Time out from everyday life: how holidays work - and how we find relaxation

Summer time means sending the soul to the hammock.

Time out from everyday life: how holidays work - and how we find relaxation

Summer time means sending the soul to the hammock. Holidays are good for you - and have a positive effect on your health. What it takes for us to find good rest when traveling and at home.

Close your laptop, open your suitcase, put your bathing suit in and off you go on vacation! But even if the desk has been exchanged for the beach, relaxation is not guaranteed: thoughts continue to revolve around problems, the boss calls and your partner has completely different ideas about vacation than you do. So how do you manage to make the trip as relaxing as possible to design? And how does such a vacation affect your health?

Psychologist Barbara Horvatits-Ebner says it takes more than just relaxation to come back from vacation refreshed. While relaxation initially only describes reduced activity, recovery has strong positive effects on body and psyche. "Stress hormones such as adrenaline and cortisol decrease, blood pressure drops, muscle tension decreases and sleep often improves," lists Horvatits-Ebner, who combines her passion for travel with her specialist knowledge on her blog, reisepsycho.com.

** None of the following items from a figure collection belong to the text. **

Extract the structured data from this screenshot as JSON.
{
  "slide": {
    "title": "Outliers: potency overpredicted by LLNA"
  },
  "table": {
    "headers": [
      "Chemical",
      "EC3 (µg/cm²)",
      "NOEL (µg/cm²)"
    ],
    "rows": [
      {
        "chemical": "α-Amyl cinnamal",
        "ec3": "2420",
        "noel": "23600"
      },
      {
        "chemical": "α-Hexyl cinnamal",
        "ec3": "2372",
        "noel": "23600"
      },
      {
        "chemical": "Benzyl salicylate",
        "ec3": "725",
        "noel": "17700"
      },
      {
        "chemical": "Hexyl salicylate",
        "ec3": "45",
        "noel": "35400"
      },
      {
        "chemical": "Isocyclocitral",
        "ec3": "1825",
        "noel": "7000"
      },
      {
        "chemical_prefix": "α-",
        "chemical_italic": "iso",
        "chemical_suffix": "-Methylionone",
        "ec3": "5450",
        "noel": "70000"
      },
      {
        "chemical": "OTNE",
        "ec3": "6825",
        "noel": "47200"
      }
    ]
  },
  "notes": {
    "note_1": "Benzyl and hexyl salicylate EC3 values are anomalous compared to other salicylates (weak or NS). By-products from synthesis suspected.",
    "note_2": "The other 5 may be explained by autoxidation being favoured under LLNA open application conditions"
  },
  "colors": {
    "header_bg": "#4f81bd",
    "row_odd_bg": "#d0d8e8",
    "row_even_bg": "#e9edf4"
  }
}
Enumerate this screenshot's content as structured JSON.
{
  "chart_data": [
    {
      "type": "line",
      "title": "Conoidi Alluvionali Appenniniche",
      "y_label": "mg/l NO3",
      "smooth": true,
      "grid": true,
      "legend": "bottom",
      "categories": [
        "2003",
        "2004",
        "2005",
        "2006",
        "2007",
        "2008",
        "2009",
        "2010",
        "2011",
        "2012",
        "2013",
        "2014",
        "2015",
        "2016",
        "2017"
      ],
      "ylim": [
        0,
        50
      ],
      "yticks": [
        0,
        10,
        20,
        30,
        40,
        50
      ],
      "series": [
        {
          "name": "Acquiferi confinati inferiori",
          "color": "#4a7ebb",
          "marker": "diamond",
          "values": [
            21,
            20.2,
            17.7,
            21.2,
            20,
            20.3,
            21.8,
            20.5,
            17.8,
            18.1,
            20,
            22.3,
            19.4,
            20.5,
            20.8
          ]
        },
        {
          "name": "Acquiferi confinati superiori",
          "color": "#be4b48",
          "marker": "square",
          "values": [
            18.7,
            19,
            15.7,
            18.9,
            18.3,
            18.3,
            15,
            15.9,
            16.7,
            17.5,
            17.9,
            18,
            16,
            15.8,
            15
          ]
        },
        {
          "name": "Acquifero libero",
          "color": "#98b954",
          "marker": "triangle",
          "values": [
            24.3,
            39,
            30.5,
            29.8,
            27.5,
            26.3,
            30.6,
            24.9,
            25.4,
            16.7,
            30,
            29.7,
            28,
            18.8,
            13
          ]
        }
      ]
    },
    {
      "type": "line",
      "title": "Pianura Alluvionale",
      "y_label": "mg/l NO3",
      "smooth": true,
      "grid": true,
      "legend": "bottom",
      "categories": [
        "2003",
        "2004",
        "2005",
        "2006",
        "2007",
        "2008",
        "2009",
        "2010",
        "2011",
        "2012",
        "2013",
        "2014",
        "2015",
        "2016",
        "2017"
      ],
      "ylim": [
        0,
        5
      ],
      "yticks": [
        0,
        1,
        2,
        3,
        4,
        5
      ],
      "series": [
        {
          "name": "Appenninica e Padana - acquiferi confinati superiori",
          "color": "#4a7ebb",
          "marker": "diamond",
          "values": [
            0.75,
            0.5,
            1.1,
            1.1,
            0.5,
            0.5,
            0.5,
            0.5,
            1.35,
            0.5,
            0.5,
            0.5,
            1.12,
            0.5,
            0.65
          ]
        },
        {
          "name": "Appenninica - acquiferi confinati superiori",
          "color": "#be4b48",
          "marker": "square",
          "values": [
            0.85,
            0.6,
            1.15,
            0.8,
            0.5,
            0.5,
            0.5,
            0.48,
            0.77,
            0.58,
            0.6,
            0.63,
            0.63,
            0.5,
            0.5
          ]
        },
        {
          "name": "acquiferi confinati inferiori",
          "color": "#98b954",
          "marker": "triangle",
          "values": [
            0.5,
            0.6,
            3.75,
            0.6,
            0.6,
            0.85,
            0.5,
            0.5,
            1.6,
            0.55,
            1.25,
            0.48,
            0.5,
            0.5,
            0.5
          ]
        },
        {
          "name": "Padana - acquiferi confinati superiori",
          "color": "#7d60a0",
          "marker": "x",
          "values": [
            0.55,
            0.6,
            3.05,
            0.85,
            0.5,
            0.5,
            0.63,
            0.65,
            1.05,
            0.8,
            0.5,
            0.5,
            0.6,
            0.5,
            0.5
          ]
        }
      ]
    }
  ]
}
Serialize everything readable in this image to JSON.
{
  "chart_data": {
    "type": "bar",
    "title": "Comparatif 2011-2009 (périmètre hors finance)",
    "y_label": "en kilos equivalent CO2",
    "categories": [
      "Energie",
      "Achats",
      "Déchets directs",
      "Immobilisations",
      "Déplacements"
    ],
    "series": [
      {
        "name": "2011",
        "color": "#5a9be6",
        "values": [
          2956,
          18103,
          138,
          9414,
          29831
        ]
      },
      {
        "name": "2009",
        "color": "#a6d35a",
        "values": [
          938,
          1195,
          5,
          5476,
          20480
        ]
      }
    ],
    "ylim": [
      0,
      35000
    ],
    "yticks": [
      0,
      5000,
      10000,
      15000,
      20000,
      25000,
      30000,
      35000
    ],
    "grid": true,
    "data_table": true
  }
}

For this effect to occur, one thing is important: being able to switch off. That says Prof. Gerhard Blasche, who researches at the Medical University of Vienna - on the question of how leisure time, holidays and spa stays can promote health.

Distraction helps to block them out, especially when thoughts keep revolving around the same problem. The first step there is often a change of location, says Prof. Blasche. The time interval can also help: the longer something is in the past, the less acutely it concerns us. A big advantage of vacation: you concentrate more on the moment, you are in a more positive mood. According to the psychologist, this also makes it easier to switch off.

It is at least as important not to be constantly reminded of work and everyday life. "Not being available can be very relaxing," says psychologist Horvatits-Ebner. Before going on vacation, you should therefore clearly communicate that you will not be available for this period. If you don't want to do without your smartphone completely, you can, for example, switch off push notifications for e-mails or block certain telephone numbers for the duration of your vacation.

Ultimately, recovery begins with the planning. The advice of the psychologist Horvatits-Ebner is therefore: "It is best to keep one day free before and one day after the trip for preparation and follow-up work." If you take this time, you not only start your vacation more relaxed - it is also easier to return to work and the recovery effect lasts longer. "It's best not to set any appointments in the first few working days after vacation," says Prof. Blasche. After all, after a few days of relaxation, the stress at work often seems even stronger.

Stress factors can also be avoided when planning a holiday, says Horvatits-Ebner. This applies to arrival and departure as well as activities on site. For example, when couples go on vacation with different ideas, quarrels or dissatisfaction can quickly arise, the psychologist observes. Her advice: Allow yourself as a couple to experience something separately as well. "If everyone can spend a day off, you're more balanced in the evening and have more to talk about."

Depending on your preferences, however, a holiday can sometimes include a challenge, says psychologist Blasche. If you like hiking in your free time, you might dare to tackle a demanding mountain tour. "Activities that confirm us and give us a sense of competence fill us with pride and satisfaction," says the Viennese professor. After physical exertion, you should always allow yourself enough rest periods so that you don't come back tired and exhausted from your vacation.

However, not everyone is able to travel to the sea or to the mountains, for example because they lack the time or money. However, psychologists agree: You can also find relaxation at home. "However, it takes a lot of self-discipline," says Horvatits-Ebner. Because often you let yourself be tempted to get work done. The basement is mucked out, the paperwork is sorted, and finally the ceiling light is installed. You should therefore consciously organize your everyday life differently and plan day trips, advises Gerhard Blasche.

If you manage to switch off during the days off, the good news is: recovery can start on the first day, as Blasche confirms. The effect is strongest in the first seven to ten days.

The bad news is that, like sleep, this recovery doesn't last long. According to the health psychologist, three weeks after the holiday at the latest, you are usually back at the same stress level as before. So instead of using up all vacation days at once, Blasche advises it's worth splitting them up over the year and allowing yourself several shorter vacation breaks.

Nevertheless, regular vacations also have long-term consequences: In terms of well-being, you create memories that can still evoke pleasant feelings years later. And with regard to health, studies even show a positive effect on lifespan. In addition, a trip can serve as inspiration to bring that holiday feeling into everyday life. Because even without a sea view, you can enjoy sunsets and visits to restaurants.